Law Courts are institutions with determined responsibilities; in a constitutional sense, they represent all the bodies that constitute the judiciary, which along with the legislative and executive powers define the three independent powers of the state. Thus, such an institution is willing to have a public and fair architectural character, expressing the social role and the reputation of justice. Another feature of the architecture of this building is that of shaping a representative function that should signal its presence in the urban landscape, in order to express the fundamental feature of the institution.
Justice is symbolically represented by the imposing figure of the proposed building, with very firm lines. The offered volume is solid and impenetrable at the bottom, where the courtrooms are located, and the whole volume becomes lighter at the top, where the court offices are situated. The opacity from the lower levels resulted from to the need to insulate the courtroom and the archives. Also, the glazing on the upper levels provides natural light for the court offices.
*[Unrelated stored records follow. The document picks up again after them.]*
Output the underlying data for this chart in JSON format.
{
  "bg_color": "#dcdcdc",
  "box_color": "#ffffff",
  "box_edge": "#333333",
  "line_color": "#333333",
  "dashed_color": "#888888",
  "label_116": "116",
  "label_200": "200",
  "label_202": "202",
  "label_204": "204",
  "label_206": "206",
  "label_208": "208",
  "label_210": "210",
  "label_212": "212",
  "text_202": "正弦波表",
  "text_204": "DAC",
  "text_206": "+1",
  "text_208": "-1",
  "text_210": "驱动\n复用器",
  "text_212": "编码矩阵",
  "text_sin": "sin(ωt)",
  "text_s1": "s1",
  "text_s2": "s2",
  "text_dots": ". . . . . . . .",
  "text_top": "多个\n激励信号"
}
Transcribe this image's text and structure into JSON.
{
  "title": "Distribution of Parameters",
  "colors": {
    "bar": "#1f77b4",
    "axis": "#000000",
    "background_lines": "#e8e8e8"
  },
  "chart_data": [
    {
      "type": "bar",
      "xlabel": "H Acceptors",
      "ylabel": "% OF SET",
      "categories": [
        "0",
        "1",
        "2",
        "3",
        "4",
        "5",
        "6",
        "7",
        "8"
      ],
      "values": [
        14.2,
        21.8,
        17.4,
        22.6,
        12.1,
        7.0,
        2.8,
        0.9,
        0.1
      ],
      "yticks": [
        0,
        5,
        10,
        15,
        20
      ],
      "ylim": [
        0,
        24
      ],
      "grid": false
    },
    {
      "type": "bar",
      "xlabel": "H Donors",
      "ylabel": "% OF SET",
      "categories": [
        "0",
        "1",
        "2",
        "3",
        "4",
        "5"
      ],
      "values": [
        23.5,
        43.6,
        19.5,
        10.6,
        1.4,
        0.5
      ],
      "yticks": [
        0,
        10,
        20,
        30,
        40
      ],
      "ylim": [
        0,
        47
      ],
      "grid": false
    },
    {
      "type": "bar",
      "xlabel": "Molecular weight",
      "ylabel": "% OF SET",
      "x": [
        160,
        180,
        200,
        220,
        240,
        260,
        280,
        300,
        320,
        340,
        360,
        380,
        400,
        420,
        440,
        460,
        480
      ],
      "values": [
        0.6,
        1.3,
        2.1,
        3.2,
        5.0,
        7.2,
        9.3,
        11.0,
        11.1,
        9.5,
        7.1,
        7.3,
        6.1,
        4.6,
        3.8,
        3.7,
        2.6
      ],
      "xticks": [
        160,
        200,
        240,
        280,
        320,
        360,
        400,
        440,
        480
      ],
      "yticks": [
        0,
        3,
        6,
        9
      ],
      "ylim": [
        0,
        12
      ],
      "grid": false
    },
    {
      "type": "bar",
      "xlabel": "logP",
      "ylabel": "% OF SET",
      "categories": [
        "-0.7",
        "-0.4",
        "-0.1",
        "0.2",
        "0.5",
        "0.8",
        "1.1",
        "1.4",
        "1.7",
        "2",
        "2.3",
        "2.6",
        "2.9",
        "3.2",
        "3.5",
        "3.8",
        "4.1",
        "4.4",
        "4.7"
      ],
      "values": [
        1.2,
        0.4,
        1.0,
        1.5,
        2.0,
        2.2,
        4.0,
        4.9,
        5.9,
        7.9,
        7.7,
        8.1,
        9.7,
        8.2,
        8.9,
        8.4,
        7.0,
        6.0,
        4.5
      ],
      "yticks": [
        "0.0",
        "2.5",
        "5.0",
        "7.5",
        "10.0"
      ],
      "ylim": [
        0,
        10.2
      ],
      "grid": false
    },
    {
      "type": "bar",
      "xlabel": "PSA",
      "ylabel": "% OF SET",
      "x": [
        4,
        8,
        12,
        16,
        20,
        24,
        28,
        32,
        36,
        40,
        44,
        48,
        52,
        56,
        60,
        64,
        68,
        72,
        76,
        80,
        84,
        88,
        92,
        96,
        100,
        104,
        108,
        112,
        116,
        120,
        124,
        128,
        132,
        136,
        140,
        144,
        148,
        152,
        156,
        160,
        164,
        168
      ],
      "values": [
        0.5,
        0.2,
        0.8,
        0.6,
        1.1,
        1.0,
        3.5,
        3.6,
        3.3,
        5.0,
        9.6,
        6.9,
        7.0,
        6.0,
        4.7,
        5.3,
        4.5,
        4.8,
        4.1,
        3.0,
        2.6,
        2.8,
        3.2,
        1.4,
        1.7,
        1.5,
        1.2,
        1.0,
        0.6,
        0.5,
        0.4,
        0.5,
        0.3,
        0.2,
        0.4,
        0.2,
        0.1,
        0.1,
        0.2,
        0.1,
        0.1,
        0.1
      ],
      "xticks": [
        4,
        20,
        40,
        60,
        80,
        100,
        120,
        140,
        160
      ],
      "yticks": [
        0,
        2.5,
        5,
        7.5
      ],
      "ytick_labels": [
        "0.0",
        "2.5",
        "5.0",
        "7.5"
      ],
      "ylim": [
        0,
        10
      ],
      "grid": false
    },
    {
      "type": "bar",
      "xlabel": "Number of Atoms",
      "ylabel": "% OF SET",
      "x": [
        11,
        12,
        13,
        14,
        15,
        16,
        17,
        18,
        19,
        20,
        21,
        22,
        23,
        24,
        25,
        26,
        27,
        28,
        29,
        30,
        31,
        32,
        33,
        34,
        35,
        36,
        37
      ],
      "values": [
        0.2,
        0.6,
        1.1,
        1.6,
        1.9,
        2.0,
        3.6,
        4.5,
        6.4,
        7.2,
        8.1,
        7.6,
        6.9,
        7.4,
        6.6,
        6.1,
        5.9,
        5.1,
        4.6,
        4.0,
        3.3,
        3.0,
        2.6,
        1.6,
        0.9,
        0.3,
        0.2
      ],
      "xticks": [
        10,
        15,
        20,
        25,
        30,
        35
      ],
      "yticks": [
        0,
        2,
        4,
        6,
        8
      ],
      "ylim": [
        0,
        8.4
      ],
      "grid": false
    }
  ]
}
The whole volume is simple, the façade expression was inspired by the local customs particularly the Horezu ceramic, so the proposed brick-plated façade mimics the ceramic. The pattern from the local ceramic pots was interpreted for the expression of the facade, which is divided into three registers, the lower side is opaque and the upper registers have multiple penetrations. For the lower register a spatial brick pattern was used, while at the upper registers a simple, plain brick-pattern was considered.